For tourist information centres, iUrban’s interactive solutions that support the tourist information service offer a full range of statistics on the tourist profile and the most popular tourist activities, among a host of other relevant data.


Regulations for smart destinations

The Secretary of State for Tourism has promoted the development of standards through the Spanish Standardisation Agency (UNE), which has published several standards to guarantee high quality in the field of tourism intelligence.

UNE 178501 Management systems for smart destinations. Requirements

This standard, better known by its abbreviation UNE 178501, is the cornerstone for improving the management of Spanish tourist destinations, making them more competitive and better positioning them on the tourism map.

It includes the PDCA (Plan – Do – Check – Act) model and the guidelines for transitioning from a tourist destination to a smart destination. It also explains how to plan objectives and support resources.

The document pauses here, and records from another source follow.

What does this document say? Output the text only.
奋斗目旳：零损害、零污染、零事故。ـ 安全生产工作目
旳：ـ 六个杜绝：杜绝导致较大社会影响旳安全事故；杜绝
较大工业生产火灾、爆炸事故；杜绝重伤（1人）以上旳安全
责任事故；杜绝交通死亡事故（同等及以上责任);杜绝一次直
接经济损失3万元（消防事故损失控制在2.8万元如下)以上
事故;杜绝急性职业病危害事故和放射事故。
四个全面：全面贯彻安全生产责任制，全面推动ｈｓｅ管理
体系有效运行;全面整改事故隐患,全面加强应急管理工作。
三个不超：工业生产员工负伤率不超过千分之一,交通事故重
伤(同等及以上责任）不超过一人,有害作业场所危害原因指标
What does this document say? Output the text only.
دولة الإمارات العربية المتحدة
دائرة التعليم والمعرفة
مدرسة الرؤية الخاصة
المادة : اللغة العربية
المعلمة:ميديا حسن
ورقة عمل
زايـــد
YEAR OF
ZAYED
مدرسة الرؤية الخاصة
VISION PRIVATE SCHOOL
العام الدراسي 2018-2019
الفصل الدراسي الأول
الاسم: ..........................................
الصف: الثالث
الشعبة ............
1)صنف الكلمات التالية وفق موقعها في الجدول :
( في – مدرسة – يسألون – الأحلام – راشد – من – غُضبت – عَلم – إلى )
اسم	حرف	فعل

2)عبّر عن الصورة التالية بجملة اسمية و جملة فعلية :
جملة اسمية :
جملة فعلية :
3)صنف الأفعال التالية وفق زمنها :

The standard includes continuous evaluation based on measurement and analysis, with audits and monitoring tourist and citizen satisfaction.

UNE 178502 Indicators and tools for smart destinations.

Updated in 2022, this standard defines the design of the dashboard and roll-out of the system of indicators and their level of maturity. 

You can also learn about the characteristics of a smart destination platform and the tools for tourism promotion and interaction with tourists.

UNE 178503 Semantics applied to smart destinations.

This is a more technical document which defines issues related to software like taxonomies, coding and attributes when developing solutions.

UNE 178504 Digital, intelligent and connected hotel (HDIC for its acronym in Spanish) to smart destination/smart city platforms. Requirements and recommendations

This establishes the requirements and recommendations for converting an accommodation into a smart digital hotel that is connected to the tourist destination or smart city.

Smart destinations in Spain

Both public administrations and private companies are members of SEGITTUR’s smart destination network, which is a requirement in Spain if you want to be certified as a smart destination. Visit the website for a full list of members.
You’ll find destinations like Benidorm, Gijón, Málaga, Tenerife andSantander, as well as private companies like iUrban, a member of the smart tourism destination network since 2021, that provide innovative tourism solutions.